Associated Press
Dec 13, 2025, 08:00 PM ET
NEW YORK — Fernando Mendoza, quarterback of No. 1 Indiana, won the Heisman Trophy on Saturday night, becoming the first Hoosier to capture college football’s most prestigious award since it began in 1935.
Mendoza totaled 2,362 points, including 643 first-place votes, outpacing Vanderbilt quarterback Diego Pavia (1,435 points), Notre Dame running back Jeremiyah Love (719) and Ohio State quarterback Julian Sayin (432).
The redshirt junior guided Indiana to its first No. 1 ranking and the top seed in the 12-team College Football bracket, throwing for 2,980 yards and a nation-leading 33 touchdown passes while adding six rushing scores. Indiana, the last unbeaten team in major college football, will play a CFP quarterfinal in the Rose Bowl on Jan. 1.
“I haven’t seen the numbers yet,” Mendoza said. “But it’s such an honor to be mentioned with these guys. It’s really a credit to our team. It’s a team award.”
A transfer from California and the Hoosiers’ first-year starter, Mendoza is the centerpiece of an offense that shattered program records for touchdowns and points after last season’s surprise run to the CFP. He is the second Heisman finalist in school history (Anthony Thompson was runner-up in 1989), the seventh Indiana player to finish in the top 10, and the program’s first winner. Indiana also produced back-to-back top-10 finishers for the first time; Kurtis Rourke was ninth last year.
“This trophy might have my name on it,” Mendoza told the crowd, “but it belongs to all of you. It belongs, for the first time, in Bloomington. Playing in front of Hoosier Nation is one of the greatest privileges of my life.”
Mendoza’s Heisman followed other honors this week: he was named The Associated Press Player of the Year and picked up the Maxwell and Davey O’Brien awards Friday night. Love won the Doak Walker Award.
Diego Pavia, the confident Commodore, set a Vanderbilt single-season record with 3,192 passing yards and 27 touchdowns while leading Vanderbilt to its first 10-win season and six SEC victories, including four over ranked teams. Vanderbilt reached No. 9 in the AP poll, its highest since 1937. Pavia is Vanderbilt’s first Heisman finalist. The graduate student from Albuquerque went from junior college to New Mexico State to Vanderbilt via the transfer portal and played this season under a preliminary injunction as he challenges NCAA eligibility rules. Vanderbilt will play Iowa in the ReliaQuest Bowl on Dec. 31.

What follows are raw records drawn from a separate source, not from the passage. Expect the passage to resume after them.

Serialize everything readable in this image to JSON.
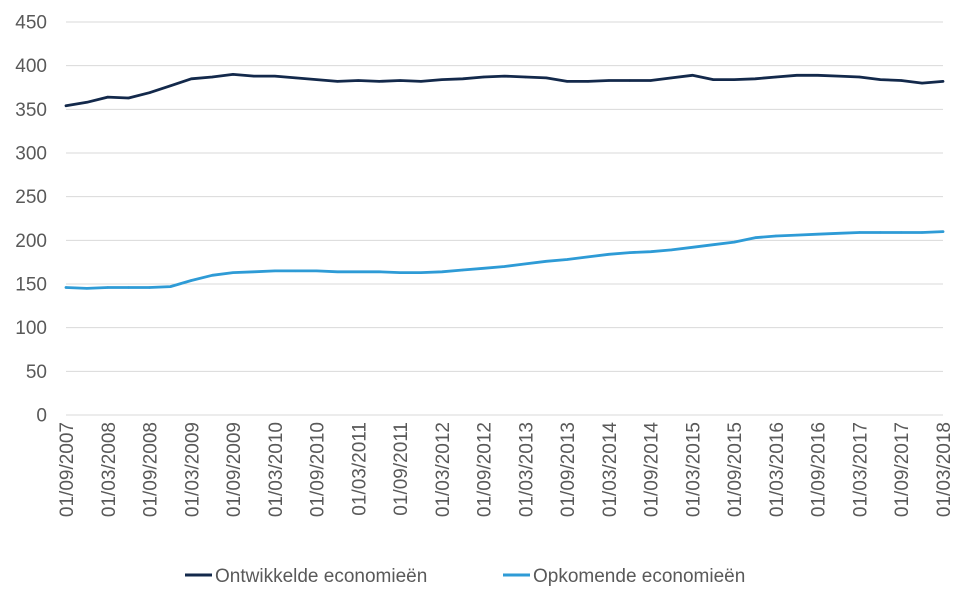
{
  "chart_data": {
    "type": "line",
    "x": [
      "01/09/2007",
      "01/12/2007",
      "01/03/2008",
      "01/06/2008",
      "01/09/2008",
      "01/12/2008",
      "01/03/2009",
      "01/06/2009",
      "01/09/2009",
      "01/12/2009",
      "01/03/2010",
      "01/06/2010",
      "01/09/2010",
      "01/12/2010",
      "01/03/2011",
      "01/06/2011",
      "01/09/2011",
      "01/12/2011",
      "01/03/2012",
      "01/06/2012",
      "01/09/2012",
      "01/12/2012",
      "01/03/2013",
      "01/06/2013",
      "01/09/2013",
      "01/12/2013",
      "01/03/2014",
      "01/06/2014",
      "01/09/2014",
      "01/12/2014",
      "01/03/2015",
      "01/06/2015",
      "01/09/2015",
      "01/12/2015",
      "01/03/2016",
      "01/06/2016",
      "01/09/2016",
      "01/12/2016",
      "01/03/2017",
      "01/06/2017",
      "01/09/2017",
      "01/12/2017",
      "01/03/2018"
    ],
    "x_tick_labels": [
      "01/09/2007",
      "01/03/2008",
      "01/09/2008",
      "01/03/2009",
      "01/09/2009",
      "01/03/2010",
      "01/09/2010",
      "01/03/2011",
      "01/09/2011",
      "01/03/2012",
      "01/09/2012",
      "01/03/2013",
      "01/09/2013",
      "01/03/2014",
      "01/09/2014",
      "01/03/2015",
      "01/09/2015",
      "01/03/2016",
      "01/09/2016",
      "01/03/2017",
      "01/09/2017",
      "01/03/2018"
    ],
    "series": [
      {
        "name": "Ontwikkelde economieën",
        "color": "#13294b",
        "values": [
          354,
          358,
          364,
          363,
          369,
          377,
          385,
          387,
          390,
          388,
          388,
          386,
          384,
          382,
          383,
          382,
          383,
          382,
          384,
          385,
          387,
          388,
          387,
          386,
          382,
          382,
          383,
          383,
          383,
          386,
          389,
          384,
          384,
          385,
          387,
          389,
          389,
          388,
          387,
          384,
          383,
          380,
          382
        ]
      },
      {
        "name": "Opkomende economieën",
        "color": "#2e9bd6",
        "values": [
          146,
          145,
          146,
          146,
          146,
          147,
          154,
          160,
          163,
          164,
          165,
          165,
          165,
          164,
          164,
          164,
          163,
          163,
          164,
          166,
          168,
          170,
          173,
          176,
          178,
          181,
          184,
          186,
          187,
          189,
          192,
          195,
          198,
          203,
          205,
          206,
          207,
          208,
          209,
          209,
          209,
          209,
          210
        ]
      }
    ],
    "y_ticks": [
      0,
      50,
      100,
      150,
      200,
      250,
      300,
      350,
      400,
      450
    ],
    "ylim": [
      0,
      450
    ],
    "title": "",
    "xlabel": "",
    "ylabel": "",
    "grid": "horizontal",
    "legend_position": "bottom"
  }
}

Julian Sayin led Ohio State to a No. 1 ranking for much of the season, throwing for 3,329 yards and tying for second nationally with 31 touchdown passes. The sophomore from Carlsbad, California, arrived at Ohio State after an initial commitment to Alabama and a portal move following a coaching change. Sayin had three games this season with at least 300 passing yards, three touchdowns, no interceptions and a completion rate of at least 80% — a feat matched in the last 40 years only by Geno Smith in 2012. Ohio State faces a CFP quarterfinal in the Cotton Bowl on Dec. 31.
Jeremiyah Love put himself in Heisman contention as one of the nation’s top rushers. The junior from St. Louis finished fourth in the FBS with 1,372 rushing yards, averaged 114.3 yards per game (fifth), and scored 18 rushing touchdowns (third). Love was the first player in Notre Dame history to record multiple runs of 90 yards or longer — a 98-yarder against Indiana in last year’s playoffs and a 94-yarder against Boston College this season. His balance and ability to break tackles were season highlights, and he formed a potent backfield duo with Jadarian Price that helped first-time starter C.J. Carr emerge as a top young quarterback.
The Associated Press contributed to this report.